Ingres a peint le portrait du comte russe N. D. Guriev à Florence au printemps 1821. Guryev était l’aile adjudante d’Alexandre I, dans le passé – un participant à la guerre patriotique de 1812, et plus tard – un diplomate. Ni l’histoire ni les mémoires des contemporains ne parlent à peine de sa personnalité et de son activité, apparemment, il n’y avait rien de remarquable en lui. Une personne sans intérêt avec une apparence plutôt ingrate a posé pour Ingres, et pourtant l’artiste a réussi à créer une magnifique œuvre d’art.
La composition du portrait se distingue par sa simplicité noble et stricte: une silhouette stable et intégrale du personnage le sépare nettement du fond du paysage et lui donne une signification particulière; la fière dignité de la posture, le tour énergique de la tête et le motif spectaculaire de la cape jetée sur l’épaule créent une atmosphère d’exaltation cérémonielle. Mais les notes étrangères se glissent clairement dans cette formule traditionnelle d’un portrait représentatif classique. Le portrait classique montrait presque toujours le héros équilibré et fort, même dans les moments de soulèvement pathétique, préservant la clarté et la fermeté de l’esprit.

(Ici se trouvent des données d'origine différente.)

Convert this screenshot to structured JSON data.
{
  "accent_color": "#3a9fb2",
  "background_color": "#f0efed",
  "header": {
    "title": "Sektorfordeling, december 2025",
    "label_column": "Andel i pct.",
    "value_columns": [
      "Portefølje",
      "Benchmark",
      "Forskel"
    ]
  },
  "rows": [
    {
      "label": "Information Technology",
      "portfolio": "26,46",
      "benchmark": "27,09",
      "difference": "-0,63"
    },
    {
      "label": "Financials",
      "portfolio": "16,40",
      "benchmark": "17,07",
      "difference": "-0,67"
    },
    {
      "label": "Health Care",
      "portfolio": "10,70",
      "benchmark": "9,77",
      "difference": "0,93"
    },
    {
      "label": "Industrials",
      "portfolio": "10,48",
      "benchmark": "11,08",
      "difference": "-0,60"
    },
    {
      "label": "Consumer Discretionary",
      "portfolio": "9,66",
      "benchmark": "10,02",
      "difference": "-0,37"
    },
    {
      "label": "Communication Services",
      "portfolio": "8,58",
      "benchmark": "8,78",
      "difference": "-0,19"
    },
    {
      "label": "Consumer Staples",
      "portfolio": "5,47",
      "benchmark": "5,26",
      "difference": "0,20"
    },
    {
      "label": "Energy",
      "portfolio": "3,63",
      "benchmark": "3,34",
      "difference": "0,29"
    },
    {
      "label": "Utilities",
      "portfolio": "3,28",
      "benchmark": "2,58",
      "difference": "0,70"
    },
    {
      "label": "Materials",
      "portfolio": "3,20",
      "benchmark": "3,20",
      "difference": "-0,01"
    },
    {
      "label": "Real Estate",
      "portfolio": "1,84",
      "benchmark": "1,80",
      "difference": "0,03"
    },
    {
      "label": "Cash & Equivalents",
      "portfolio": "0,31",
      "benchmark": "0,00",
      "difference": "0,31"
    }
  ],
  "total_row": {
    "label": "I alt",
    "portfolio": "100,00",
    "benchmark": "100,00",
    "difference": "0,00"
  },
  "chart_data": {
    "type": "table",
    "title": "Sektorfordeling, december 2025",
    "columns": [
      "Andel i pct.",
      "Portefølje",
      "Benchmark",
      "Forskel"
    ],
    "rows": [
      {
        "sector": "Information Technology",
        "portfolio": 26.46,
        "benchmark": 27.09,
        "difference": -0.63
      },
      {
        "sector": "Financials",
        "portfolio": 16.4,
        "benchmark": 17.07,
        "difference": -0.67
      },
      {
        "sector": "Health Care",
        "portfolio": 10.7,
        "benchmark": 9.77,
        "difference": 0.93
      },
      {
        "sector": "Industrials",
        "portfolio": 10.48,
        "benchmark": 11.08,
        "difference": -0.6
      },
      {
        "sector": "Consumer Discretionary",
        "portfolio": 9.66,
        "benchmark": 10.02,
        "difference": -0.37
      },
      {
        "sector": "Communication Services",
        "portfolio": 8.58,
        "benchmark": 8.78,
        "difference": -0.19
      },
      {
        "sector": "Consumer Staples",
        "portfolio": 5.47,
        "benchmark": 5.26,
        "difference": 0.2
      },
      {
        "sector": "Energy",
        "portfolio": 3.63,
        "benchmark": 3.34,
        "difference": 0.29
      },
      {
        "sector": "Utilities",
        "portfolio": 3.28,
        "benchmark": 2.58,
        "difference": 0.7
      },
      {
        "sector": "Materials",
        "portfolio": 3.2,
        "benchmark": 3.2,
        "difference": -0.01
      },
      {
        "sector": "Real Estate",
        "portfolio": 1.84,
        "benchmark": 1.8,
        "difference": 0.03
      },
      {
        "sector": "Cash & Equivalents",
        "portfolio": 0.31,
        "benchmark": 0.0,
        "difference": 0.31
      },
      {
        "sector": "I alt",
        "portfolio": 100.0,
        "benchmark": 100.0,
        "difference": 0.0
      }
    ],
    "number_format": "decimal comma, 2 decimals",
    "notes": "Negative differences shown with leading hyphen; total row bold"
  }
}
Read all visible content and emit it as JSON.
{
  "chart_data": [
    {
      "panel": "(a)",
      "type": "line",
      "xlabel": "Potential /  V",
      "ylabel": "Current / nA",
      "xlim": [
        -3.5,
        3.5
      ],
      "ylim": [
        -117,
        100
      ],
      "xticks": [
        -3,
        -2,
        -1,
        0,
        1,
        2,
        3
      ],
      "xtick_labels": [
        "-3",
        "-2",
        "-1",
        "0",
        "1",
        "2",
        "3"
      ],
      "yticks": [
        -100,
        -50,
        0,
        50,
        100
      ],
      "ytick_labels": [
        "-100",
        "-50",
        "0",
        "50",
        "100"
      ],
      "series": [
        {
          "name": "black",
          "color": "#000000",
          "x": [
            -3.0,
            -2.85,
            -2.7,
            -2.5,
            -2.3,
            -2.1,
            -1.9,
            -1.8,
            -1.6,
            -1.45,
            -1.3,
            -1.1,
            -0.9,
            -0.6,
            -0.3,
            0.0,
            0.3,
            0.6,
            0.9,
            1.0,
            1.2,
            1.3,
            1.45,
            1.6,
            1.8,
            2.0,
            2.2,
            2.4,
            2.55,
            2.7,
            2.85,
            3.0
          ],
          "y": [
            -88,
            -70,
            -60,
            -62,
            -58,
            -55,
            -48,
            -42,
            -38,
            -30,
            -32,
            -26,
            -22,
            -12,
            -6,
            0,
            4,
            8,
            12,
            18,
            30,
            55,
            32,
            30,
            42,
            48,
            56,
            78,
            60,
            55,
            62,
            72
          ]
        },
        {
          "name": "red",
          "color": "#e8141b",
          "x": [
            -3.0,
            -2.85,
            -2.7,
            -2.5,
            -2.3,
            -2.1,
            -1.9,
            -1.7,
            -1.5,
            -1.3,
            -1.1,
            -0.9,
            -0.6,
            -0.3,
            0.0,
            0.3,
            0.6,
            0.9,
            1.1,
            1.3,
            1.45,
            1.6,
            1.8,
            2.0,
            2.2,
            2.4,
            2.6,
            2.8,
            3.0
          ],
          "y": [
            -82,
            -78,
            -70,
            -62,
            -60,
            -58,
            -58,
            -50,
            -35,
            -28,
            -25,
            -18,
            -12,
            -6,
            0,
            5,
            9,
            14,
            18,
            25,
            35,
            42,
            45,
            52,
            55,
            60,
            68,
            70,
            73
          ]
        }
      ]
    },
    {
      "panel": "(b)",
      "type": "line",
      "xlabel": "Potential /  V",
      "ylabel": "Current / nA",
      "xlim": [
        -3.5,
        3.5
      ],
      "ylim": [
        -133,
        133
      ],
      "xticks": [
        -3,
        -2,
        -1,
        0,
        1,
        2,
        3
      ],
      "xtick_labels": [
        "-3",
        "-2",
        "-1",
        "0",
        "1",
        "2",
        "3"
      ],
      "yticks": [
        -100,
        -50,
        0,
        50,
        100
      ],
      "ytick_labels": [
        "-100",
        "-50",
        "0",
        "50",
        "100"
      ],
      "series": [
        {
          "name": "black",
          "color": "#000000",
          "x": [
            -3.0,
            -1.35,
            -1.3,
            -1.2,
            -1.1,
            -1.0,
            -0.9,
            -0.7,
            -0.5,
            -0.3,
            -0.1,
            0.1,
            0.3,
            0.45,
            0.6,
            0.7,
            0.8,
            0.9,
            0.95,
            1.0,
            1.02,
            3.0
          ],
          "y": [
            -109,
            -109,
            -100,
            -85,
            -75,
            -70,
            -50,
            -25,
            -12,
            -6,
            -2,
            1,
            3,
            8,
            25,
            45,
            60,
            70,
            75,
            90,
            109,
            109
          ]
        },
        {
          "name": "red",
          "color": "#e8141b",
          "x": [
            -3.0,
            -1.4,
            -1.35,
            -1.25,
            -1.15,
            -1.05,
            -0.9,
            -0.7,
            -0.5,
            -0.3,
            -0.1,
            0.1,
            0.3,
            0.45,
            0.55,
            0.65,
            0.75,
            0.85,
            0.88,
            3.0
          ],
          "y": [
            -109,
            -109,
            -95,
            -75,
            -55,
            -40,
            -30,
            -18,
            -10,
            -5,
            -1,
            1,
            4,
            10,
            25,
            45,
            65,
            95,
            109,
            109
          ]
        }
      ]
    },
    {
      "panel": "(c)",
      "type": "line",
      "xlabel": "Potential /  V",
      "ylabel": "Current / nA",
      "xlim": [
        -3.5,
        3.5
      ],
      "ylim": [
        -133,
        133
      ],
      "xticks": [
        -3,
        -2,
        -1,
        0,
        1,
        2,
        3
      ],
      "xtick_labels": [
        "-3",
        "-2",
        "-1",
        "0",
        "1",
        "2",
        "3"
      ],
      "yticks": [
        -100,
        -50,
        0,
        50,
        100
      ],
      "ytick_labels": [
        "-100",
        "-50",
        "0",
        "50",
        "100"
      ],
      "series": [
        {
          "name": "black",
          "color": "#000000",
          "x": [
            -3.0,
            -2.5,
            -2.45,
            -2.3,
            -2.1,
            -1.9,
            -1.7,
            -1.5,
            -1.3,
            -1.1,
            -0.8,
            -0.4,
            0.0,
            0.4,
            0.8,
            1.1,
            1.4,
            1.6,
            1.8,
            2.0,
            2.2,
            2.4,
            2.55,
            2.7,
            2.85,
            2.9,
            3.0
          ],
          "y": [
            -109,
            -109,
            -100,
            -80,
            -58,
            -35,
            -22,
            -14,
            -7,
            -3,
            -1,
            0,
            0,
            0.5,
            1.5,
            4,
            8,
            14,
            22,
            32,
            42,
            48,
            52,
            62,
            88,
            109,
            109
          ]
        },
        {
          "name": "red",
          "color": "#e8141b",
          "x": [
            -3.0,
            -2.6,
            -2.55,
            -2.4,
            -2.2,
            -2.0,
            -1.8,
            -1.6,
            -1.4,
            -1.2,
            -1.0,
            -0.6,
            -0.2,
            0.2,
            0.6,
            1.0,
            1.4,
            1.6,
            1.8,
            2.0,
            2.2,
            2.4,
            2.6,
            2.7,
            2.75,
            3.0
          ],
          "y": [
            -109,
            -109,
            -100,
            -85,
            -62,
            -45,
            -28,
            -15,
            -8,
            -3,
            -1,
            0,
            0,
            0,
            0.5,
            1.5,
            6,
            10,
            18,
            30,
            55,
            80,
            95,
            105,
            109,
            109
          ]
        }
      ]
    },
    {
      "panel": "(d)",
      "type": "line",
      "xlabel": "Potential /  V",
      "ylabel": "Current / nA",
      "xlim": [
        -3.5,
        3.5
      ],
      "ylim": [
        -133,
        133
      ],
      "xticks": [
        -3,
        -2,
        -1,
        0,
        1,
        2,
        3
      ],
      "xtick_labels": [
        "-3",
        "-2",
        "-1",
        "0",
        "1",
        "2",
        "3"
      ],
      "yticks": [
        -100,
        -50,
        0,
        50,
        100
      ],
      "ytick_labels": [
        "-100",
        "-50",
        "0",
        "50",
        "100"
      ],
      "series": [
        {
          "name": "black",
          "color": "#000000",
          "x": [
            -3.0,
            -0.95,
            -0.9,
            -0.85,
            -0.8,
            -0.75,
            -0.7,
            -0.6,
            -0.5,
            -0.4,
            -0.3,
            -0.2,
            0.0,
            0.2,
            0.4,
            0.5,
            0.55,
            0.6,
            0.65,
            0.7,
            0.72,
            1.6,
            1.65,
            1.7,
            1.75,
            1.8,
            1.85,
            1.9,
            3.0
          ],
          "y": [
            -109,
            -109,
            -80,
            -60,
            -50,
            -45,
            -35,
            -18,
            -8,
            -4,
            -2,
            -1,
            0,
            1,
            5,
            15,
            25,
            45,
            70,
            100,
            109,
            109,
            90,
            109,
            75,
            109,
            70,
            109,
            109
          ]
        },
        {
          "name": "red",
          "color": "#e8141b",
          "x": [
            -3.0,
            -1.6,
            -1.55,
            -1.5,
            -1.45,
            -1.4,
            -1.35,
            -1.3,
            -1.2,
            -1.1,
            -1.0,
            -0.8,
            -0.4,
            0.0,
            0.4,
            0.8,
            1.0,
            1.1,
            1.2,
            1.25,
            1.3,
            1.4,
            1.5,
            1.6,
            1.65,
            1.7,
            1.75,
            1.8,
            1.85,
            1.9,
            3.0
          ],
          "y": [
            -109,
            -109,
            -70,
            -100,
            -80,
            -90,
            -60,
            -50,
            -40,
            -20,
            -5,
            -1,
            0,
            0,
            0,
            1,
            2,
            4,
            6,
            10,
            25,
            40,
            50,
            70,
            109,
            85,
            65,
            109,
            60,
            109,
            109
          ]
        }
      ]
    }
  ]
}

Ici, l’équilibre est perdu: la tension interne est devenue exagérée et agitée, l’énergie ne ressemble pas à l’état naturel du héros, mais avec une pose volontairement acceptée, le visage est devenu un masque impénétrable qui cache le caractère et le monde spirituel de la personne. L’Ingres, véritable portraitiste du XIXe siècle, est trop observateur et vigilant pour préserver la tradition classique d’idéalisation du héros, il capte avec une précision documentaire la médiocrité externe et interne du modèle, et lorsque son pinceau lui donne une volonté externe, l’image est en proie à une forte dissonance. Des échos de cette dissonance se font sentir dans la peinture du portrait. Son fond de paysage avec un ciel pré-orageux en plomb est dramatique.
La couleur pourpre de la doublure de la cape envahit avec enthousiasme la gamme de tons bleu-noir sourds. Le dessin d’Engra, comme toujours, est impeccablement virtuose, mais sa dureté rend toutes les lignes tendues, et la clarté froide avec laquelle il ferme chaque détail en lui-même ou délimite fortement les taches de couleur provoque un sentiment alarmant d’aliénation, de formes déconnectées. Dans cette excellente peinture, l’harmonie classique et la sophistication d’une grande habileté, une analytique impitoyable et une discorde d’attitude aggravée par la romance vont de pair. Comme beaucoup d’autres œuvres d’Ingres, elle porte l’empreinte des contradictions de l’époque cruciale dans laquelle travaillait le maître exceptionnel. Le tableau provient de la collection d’A. N. Naryshkina à Petrograd en 1922.